В сауне я пристально разглядывала тело Леры, пытаясь понять, где крепится протез руки. Нет. Тело было однородным. Единственное, что меня смутило – в пупке у Леры торчал странный пирсинг.

– А ты ничего не знаешь? – спросила я тихонько у Аньки. – Лера – эээ… Она… Она тебе говорила? Что…

– Что?

– Ну-у… Да нет. Ничего, – я передумала спрашивать.


Я иду по Малому проспекту и меня осеняет. Я вспоминаю труп Леры в комнате у нигеров. Ведь у меня был такой чудесный шанс – распотрошить мертвую Леру и понять – кукла она или нет.

– Вот идиотка, – говорю я сама себе…


…звуки сабвуферов без устали отбивают огромный человеческий бифштекс на одной из дискотек Купчино. И мы трясемся в этом месиве. Я все смотрю на Леру. Иногда у меня даже вылетает из головы цель моего пребывания. Конечно, в тайных лабораториях уже чего только нет, но, чтобы так. Хотя, в чем-то она права. Мои мозгу точно у шефа в сейфе лежат.

Лера отходит к барной стойке за коктейлем. Нет. Она живая. Зачем кукле коктейли? К ней подходит высокий тип, похожий на Пьера Ришара. Они вместе идут к столику.

– Кто это? – спрашиваю я у Мишки.

– Это? А, это компаньон Леры. Лоер. Они над проектом работают вместе. Саша Лоер. Это он гранты пробивает.

– А-а, – говорю я и направляюсь к столику.

Едва я подхожу, Лоер случайно смахивает со стола на колени Лере бокал с коктейлем. Просто совпадение. Руками он махать любимтель.

– Ой! Лерочка! Прости!

– Твою мать! – Лера вскакивает и роняет сумку на пол, из нее выпадает пистолет. Ган. Пушка. Ствол.

Крутясь, он катится по стеклянному танцполу и останавливается около лаковых туфлей танцующего мальчика.
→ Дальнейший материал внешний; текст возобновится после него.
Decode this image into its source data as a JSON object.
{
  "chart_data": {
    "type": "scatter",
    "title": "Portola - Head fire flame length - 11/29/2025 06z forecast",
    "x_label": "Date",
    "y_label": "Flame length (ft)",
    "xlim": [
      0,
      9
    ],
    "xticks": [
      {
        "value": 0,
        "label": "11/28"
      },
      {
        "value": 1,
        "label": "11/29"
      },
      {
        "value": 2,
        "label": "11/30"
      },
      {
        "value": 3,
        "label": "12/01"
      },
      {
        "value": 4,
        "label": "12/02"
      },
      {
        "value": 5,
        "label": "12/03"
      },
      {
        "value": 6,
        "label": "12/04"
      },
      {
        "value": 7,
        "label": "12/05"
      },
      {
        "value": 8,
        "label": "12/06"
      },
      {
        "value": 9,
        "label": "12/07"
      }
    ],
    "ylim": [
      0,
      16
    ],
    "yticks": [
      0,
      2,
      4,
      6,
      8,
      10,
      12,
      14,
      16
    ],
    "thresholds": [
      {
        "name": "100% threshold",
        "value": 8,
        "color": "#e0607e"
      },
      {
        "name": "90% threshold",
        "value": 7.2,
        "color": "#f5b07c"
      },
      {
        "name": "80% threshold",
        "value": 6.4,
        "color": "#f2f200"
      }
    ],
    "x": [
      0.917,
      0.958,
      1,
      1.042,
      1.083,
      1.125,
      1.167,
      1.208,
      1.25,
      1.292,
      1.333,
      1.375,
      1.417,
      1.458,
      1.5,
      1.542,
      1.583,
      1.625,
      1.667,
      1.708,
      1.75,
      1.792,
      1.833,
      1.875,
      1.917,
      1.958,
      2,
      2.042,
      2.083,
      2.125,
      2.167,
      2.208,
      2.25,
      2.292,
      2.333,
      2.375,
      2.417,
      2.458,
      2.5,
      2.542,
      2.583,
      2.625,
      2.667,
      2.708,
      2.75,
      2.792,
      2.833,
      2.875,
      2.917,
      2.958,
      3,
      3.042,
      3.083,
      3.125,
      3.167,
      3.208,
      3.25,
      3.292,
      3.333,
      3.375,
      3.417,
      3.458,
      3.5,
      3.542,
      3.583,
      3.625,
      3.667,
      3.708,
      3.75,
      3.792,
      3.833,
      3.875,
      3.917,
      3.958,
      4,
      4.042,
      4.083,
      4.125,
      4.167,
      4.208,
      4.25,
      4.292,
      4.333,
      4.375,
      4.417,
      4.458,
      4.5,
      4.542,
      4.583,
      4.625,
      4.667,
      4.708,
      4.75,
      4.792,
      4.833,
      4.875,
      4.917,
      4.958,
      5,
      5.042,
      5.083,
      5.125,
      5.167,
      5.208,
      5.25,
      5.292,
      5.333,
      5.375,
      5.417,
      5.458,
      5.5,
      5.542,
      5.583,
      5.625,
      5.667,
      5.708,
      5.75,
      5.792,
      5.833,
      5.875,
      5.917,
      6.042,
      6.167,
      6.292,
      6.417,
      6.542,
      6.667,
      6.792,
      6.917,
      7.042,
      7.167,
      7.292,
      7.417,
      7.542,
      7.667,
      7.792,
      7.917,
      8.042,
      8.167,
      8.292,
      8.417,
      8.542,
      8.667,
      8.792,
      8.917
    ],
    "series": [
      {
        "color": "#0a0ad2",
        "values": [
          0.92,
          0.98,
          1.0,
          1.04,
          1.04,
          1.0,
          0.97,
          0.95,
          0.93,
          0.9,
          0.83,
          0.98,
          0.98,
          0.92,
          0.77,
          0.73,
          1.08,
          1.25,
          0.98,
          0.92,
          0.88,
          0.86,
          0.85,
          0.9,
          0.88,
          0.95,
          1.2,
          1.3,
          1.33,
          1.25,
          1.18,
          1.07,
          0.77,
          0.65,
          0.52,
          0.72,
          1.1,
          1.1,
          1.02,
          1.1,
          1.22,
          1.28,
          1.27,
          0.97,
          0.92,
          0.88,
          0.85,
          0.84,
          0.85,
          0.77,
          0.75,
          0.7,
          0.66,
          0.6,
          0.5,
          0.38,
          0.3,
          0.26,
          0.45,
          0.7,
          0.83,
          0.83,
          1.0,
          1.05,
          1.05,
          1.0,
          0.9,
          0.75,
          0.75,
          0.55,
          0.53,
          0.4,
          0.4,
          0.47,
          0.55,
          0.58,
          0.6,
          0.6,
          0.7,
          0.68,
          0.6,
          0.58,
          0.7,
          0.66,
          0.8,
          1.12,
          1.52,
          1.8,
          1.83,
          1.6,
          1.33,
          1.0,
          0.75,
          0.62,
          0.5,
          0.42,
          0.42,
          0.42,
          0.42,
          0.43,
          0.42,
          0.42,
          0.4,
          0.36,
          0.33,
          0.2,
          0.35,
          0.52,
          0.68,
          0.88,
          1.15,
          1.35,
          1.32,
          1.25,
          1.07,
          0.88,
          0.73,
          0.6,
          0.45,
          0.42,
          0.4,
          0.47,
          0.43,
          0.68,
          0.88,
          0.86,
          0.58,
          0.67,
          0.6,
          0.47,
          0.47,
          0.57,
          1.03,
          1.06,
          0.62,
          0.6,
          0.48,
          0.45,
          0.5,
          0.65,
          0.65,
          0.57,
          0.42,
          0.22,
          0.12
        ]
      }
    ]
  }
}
Грохот выстрела перекрывает звук музыки.

Небольшая драка, в которой побеждают Лоер и Мишка. Ствол возвращается к хозяйке.

– Бежим! – кричит Анечка.

И мы все быстро смываемся, рассекая волны перепуганных криков.


Розовый «Хаммер» несется пулей сквозь метельную темноту ночи. Внезапно мне становится плохо.

Я прикрываю глаза и прижимаю лбом к холодному стеклу «Хаммера». Мимо проносятся ночные дома, деревья, обвитые светящимися гирляндами и расцвеченные неоном витрины.

Сквозь дрему я слышу:

– Египтяне знали правду жизни. Все в мире навоз, а что не навоз, то бред. Это мудро – поклоняться навозу. Поэтому символ богатства – навозный жук. В сущности, все, что есть – это навоз. Недаром же слово «кал» и «Кали» однокоренные. Кал, окалина… Вся жизнь – это кал или окалина богини Кали. Бог сидит на корточках и высирает мироздание.

– Фу! – это голос Леры.

– Если задуматься, – возражает ему Анечка. – то навозный шар – это эссенция солнечной энергии последовательно переработанной сначала растениями, а затем коровами. Скарабей собирает конечный результат солнечной энергии.

– Разница в том, что те, кто смотрит на солнце, – проворковал Лоер, – не замечают, как под их ногами собирают навозные шарики те, кто не витает в облаках. Так что, все как всегда – пока народ поклоняется солнцу, мы скатываем шарики. Да, Лера?

– А, точно! – смеется Мишка. – К деньгам почему-то говно снится. Всегда. Вот почему. Я один раз провалился в унитаз с фекалиями, противно было, но на следующий день я получил заказ на статью. Гонорар заоблачный – я полгода жил на эти бабки.

– А тебе, Лера, снилось говно? – слышу я голос Лоера.

– Оно мне все время снится.

– Потому ты по часу утром в душе торчишь? – ухмыльнулся Лоер.

– На что ты намекаешь? – хмыкнула Лера. – Тогда Золотович должен, не вылезая, в ванной сидеть.

Я отрубаюсь.

И мне начинает сниться сон. Все, что происходит дальше – просто сон.


– А что наша гостья? – снится мне голос Леры.

– Спит, – отвечает Мишка и наклоняется ко мне. – Рита! Рита! Ты спишь?